Isola Madre, anciennement appelée « isola di San Vittore » puis « isola maggiore », est la plus grande des iles et est couverte sur 8 hectares de jardins célèbres pour la diversité de leurs plantes rares et de leurs fleurs exotiques. Les premières cultures remontent au début du XVIème siècle lorsque la famille Borromeo, constatant le climat exceptionnellement doux de l’endroit, y fit planter des agrumes et des vignes. Durant le XIXème siècle, le verger fut transformé en jardin botanique, grâce à la passion pour la botanique du comte Vitaliano IX Borromeo, qui n’eu de cesse d’enrichir ses collections de plantes exotiques provenant des quatre coins du monde.
« L’Isola Madre, paradis terrestre. Arbres à feuilles d’or que le soleil dorait », écrit Gustave Flaubert en 1845 lorsqu’il découvre Isola Madre.

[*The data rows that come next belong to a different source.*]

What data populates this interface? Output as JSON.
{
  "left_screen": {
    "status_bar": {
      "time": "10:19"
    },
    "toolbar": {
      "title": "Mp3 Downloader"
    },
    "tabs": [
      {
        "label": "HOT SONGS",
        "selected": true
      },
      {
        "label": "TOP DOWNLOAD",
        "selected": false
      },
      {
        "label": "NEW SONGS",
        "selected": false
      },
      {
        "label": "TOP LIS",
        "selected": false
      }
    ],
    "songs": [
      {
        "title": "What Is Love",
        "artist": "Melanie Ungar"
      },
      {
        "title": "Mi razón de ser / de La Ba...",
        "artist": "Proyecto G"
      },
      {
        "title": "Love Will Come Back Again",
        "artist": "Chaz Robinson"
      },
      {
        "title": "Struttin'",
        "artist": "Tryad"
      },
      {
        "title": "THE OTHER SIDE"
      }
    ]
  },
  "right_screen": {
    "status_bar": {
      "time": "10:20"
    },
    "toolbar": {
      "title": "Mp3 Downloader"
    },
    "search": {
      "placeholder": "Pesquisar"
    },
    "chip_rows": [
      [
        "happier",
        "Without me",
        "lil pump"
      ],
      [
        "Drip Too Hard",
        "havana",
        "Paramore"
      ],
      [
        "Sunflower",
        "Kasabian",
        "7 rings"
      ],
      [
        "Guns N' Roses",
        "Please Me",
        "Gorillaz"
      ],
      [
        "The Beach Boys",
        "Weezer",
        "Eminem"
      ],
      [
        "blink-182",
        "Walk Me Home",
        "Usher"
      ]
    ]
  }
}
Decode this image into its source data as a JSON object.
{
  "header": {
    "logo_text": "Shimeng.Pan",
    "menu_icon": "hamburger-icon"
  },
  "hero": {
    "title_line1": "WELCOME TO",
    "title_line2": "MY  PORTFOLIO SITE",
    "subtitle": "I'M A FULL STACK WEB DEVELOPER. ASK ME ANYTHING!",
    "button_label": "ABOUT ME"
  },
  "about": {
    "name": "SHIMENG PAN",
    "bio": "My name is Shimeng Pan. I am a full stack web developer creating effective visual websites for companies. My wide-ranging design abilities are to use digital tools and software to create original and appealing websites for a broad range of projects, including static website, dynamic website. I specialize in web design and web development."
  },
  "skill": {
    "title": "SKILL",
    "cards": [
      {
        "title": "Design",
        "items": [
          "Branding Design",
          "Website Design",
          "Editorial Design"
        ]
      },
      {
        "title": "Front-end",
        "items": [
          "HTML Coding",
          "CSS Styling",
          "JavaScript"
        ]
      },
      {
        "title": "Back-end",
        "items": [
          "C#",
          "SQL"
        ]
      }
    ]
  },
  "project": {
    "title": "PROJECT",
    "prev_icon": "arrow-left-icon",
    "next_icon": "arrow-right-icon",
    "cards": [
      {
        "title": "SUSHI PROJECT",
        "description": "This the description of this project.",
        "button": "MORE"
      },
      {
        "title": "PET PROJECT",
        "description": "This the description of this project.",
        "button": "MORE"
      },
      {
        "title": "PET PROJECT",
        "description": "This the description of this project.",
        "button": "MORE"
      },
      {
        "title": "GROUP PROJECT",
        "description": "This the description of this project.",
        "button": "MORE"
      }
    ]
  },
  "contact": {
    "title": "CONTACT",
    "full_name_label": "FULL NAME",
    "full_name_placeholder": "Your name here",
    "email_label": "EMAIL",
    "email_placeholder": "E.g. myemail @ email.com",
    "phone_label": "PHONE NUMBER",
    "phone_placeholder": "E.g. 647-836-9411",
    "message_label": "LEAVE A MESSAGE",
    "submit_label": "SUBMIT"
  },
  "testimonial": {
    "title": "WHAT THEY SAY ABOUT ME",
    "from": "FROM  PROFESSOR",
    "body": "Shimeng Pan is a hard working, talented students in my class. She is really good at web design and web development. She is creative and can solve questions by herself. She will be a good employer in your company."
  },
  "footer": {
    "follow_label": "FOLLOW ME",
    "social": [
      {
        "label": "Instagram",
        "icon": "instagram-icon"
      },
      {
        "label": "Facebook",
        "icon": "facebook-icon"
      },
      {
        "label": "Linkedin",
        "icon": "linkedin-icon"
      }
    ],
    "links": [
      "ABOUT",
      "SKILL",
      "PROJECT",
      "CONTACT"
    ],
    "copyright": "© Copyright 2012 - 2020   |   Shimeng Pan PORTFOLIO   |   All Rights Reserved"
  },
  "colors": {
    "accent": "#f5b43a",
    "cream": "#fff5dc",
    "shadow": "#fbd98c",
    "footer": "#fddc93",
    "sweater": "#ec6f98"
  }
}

Isola Bella est la plus décadente par son château baroque du XVIIème siècle. Isola Bella était connue sous le nom d’ « isola inferiore » ou « isola di sotto » (île inférieure ou île du bas) jusqu’en 1632. On y trouvait alors un petit village de pêcheurs. Mais en 1632, le comte Carlo III Borromeo commandite la construction d’un palais en l’honneur de sa femme Isabella d’Adda. Les travaux, interrompus par une épidémie de peste, ne sont achevés qu’en 1652 par les fils de Carlo et les jardins en terrasses ne sont inaugurés qu’en 1671.
Le palais et les jardins représentent un vaisseau imaginaire : le palais fait figure de pont avant et la terrasse plus élevée fait figure de pont arrière.
Le palais de quatre étages est de style baroque.
Les pièces les plus intéressantes se situent au premier niveau : le salon d’honneur à l’architecture grandiose avec son balcon intérieur et sa coupole et autour duquel s’ouvrent la néoclassique salle de bal, la salle de musique avec ses précieux instruments musicaux, la salle « delle medaglie », ainsi appelée pour ses médailles en bois doré représentant diverses tranches de vie de San Carlo Borromeo, la galerie des tapisseries qui expose de précieuses tapisseries flamandes du XVIème siècle en soie et or ainsi que de nombreuses autres salles ornées de tableaux, décorées de meubles, de stucs et de lustres en cristal.
Le lit où Bonaparte invita Joséphine à passer la nuit lors des campagnes d’Italie est encore là.
Au sous-sol se trouve la partie la plus originale du palais : six grottes ornées de galets. L’eau affleure et c’est merveilleusement rafraichissant.
Le jardin à l’italienne se décline sur dix terrasses qui dessinent une pyramide ornée de balustrades, de haies, d’obélisques et de statues.
La terrasse supérieure constitue le point panoramique de l’ile.
Sur la terrasse intermédiaire se trouve l’élégant « giardino dell’amore (jardin de l’amour) orné d’un bassin de nymphéas et de magnifiques parterres brodés de buis.
Le « teatro massimo » (l’amphithéâtre), qui représente le triomphe de la famille Borromeo, est un ensemble élaboré sur trois niveaux aux murs ornés de pierres naturelles, de niches, de reliefs et de statuettes.
Au grand siècle, la renommée d’Isola Bella dépassait les frontières et la noblesse européenne se bouscule pour assister à ses fêtes.
De fait, la devise de la famille « Humilitas » fait peut-être doucement sourire, mais l’émerveillement devant tant de beauté l’emporte.